The lime zest and juice brighten the flavor and fresh cilantro added after cooking keeps its vibrant herbal character. The balance of creaminess from butter, acidity from lime, slight heat, and fresh herbs makes this shrimp dish lively without overwhelming heat. It’s excellent served as a main course or added to rice, tortillas, or salads.
For best flavor absorption, fresh raw shrimp are recommended. Cilantro should be stirred in at the end to maintain freshness, but it can be substituted with fresh basil if desired. Careful attention to cooking time ensures shrimp remain moist and tender.
Ingredients
- 1 tablespoon butter
- 1 tablespoon olive oil
- 2 cloves garlic minced
- 1 onion chopped, medium
- 1 jalapeño finely chopped
- ¼ teaspoon red pepper flakes
- ½ teaspoon Mexican oregano
- 2 Roma tomato chopped
- 1 lime zest and juice
- ½ teaspoon salt
- ½ teaspoon black pepper
- 1 pound Shrimp split and deveined
- 2 tablespoons cilantro chopped
Instructions
- Melt the butter and oil in a heavy skillet over medium-high heat.
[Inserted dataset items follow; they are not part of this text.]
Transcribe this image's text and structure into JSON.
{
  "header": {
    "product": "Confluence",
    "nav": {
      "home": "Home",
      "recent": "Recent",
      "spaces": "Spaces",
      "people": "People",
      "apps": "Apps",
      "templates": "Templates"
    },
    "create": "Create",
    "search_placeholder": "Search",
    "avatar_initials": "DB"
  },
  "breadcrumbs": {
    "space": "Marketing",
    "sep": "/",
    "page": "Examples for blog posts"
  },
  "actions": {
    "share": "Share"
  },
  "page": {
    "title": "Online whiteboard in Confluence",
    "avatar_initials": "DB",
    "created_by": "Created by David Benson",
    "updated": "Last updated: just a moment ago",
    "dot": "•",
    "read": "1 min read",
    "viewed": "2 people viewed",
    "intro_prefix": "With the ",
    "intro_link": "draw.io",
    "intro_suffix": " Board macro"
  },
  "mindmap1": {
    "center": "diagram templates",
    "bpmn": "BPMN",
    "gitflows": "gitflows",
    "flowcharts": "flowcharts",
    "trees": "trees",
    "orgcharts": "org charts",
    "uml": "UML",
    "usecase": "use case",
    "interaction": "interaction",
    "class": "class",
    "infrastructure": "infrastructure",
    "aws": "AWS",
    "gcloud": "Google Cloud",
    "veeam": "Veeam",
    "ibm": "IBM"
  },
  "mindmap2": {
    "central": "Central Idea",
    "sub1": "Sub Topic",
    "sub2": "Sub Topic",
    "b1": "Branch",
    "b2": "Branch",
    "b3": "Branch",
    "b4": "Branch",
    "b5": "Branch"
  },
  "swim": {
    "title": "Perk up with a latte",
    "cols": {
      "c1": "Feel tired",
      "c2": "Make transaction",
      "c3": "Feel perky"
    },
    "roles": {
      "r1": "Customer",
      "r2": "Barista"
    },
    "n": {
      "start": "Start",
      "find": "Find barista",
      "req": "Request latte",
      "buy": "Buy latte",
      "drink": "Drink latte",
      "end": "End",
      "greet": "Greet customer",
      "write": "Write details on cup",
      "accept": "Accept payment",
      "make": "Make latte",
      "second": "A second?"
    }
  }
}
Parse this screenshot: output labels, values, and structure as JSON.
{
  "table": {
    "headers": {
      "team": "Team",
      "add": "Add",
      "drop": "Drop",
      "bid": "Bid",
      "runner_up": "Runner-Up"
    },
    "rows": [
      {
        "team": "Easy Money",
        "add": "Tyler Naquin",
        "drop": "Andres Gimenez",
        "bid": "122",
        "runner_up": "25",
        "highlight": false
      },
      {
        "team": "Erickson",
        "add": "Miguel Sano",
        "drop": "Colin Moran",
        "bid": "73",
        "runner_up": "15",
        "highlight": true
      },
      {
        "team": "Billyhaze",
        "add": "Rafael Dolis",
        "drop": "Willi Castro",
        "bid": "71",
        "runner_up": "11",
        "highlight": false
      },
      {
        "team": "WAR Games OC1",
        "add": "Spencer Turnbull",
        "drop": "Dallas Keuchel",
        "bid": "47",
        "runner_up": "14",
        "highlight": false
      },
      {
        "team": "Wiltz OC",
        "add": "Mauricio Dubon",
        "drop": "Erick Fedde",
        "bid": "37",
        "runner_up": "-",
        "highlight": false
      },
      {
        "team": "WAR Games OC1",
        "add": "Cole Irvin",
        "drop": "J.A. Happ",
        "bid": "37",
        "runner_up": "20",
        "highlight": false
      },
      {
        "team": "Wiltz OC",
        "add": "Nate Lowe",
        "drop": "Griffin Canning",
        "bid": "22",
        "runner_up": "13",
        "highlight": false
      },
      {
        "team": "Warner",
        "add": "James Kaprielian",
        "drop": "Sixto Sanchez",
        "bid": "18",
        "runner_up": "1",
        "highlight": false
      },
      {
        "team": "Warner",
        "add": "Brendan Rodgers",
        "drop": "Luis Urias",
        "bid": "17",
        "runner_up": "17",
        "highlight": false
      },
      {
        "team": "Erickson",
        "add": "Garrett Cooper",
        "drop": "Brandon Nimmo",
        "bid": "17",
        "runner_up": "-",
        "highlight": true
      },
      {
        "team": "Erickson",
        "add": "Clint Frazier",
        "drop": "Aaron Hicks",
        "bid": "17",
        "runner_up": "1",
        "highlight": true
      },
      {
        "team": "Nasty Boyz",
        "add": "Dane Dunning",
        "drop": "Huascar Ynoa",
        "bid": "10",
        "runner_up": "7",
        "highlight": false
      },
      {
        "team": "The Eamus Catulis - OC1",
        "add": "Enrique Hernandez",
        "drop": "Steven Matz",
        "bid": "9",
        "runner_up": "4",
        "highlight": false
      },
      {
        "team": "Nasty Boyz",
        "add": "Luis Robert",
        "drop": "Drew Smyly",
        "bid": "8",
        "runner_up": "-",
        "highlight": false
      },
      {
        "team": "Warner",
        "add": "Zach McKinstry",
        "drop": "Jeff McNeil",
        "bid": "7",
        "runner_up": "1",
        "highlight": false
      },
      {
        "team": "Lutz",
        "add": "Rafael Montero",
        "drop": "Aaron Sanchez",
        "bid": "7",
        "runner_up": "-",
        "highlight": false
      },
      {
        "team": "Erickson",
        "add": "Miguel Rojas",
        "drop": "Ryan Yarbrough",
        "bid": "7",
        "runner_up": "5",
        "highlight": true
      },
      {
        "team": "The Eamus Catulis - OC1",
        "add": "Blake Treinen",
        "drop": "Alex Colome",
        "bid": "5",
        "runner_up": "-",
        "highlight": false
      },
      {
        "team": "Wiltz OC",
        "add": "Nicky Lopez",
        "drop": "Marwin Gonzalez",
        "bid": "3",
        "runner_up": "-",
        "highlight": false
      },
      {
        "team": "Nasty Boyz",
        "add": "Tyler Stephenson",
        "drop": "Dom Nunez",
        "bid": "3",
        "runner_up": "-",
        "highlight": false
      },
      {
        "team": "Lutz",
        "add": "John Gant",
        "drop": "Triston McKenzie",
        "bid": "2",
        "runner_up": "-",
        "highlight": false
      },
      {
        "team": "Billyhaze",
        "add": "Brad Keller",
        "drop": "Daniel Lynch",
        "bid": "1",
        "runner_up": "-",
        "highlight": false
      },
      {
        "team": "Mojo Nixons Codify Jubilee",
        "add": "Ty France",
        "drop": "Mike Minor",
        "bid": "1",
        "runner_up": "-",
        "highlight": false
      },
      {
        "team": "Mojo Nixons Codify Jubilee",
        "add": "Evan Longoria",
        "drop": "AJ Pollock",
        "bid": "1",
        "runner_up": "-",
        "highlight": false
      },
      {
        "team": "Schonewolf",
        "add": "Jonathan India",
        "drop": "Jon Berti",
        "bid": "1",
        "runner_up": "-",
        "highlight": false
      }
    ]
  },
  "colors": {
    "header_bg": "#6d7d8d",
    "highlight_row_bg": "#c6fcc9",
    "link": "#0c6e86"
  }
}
- Add the garlic, onion and jalapeno.
- Cook, stirring until the onion begins to wilt, approximately 3 minutes.
- Add the red pepper flakes and oregano.
- Continue cooking until the onion becomes translucent, approximately 3 additional minutes.
- Add the tomatoes.
- Cook, stirring occasionally, until the tomatoes are soft.
- Add the shrimp, zest and lime juice, salt and black pepper.
- Cook until the shrimp are just opaque. Be careful not to overcook.
- Remove the pan from the heat and stir in the cilantro.
Notes
- Use fresh raw shrimp to absorb flavors better than frozen ones.
- Add cilantro after cooking to keep its fresh, bright flavor.
- Substitute freshly chopped basil if you prefer to avoid cilantro.
Nutrition Information
Show DetailsNutrition Facts
Serving: 4servings
Amount Per Serving
Calories 196 kcal
% Daily Value*
| Serving | 1 | |
| Calories | 196kcal | 10% |
| Carbohydrates | 7g | 2% |
| Protein | 24g | 48% |
| Fat | 8g | 12% |
| Saturated Fat | 3g | 15% |
| Trans Fat | 1g | 50% |
| Cholesterol | 293mg | 98% |
| Sodium | 1202mg | 50% |
| Potassium | 247mg | 5% |
| Fiber | 2g | 8% |
| Sugar | 2g | 4% |
| Vitamin A | 449IU | 9% |
| Vitamin C | 20mg | 22% |
| Calcium | 189mg | 19% |
| Iron | 3mg | 17% |
* Percent Daily Values are based on a 2,000 calorie diet.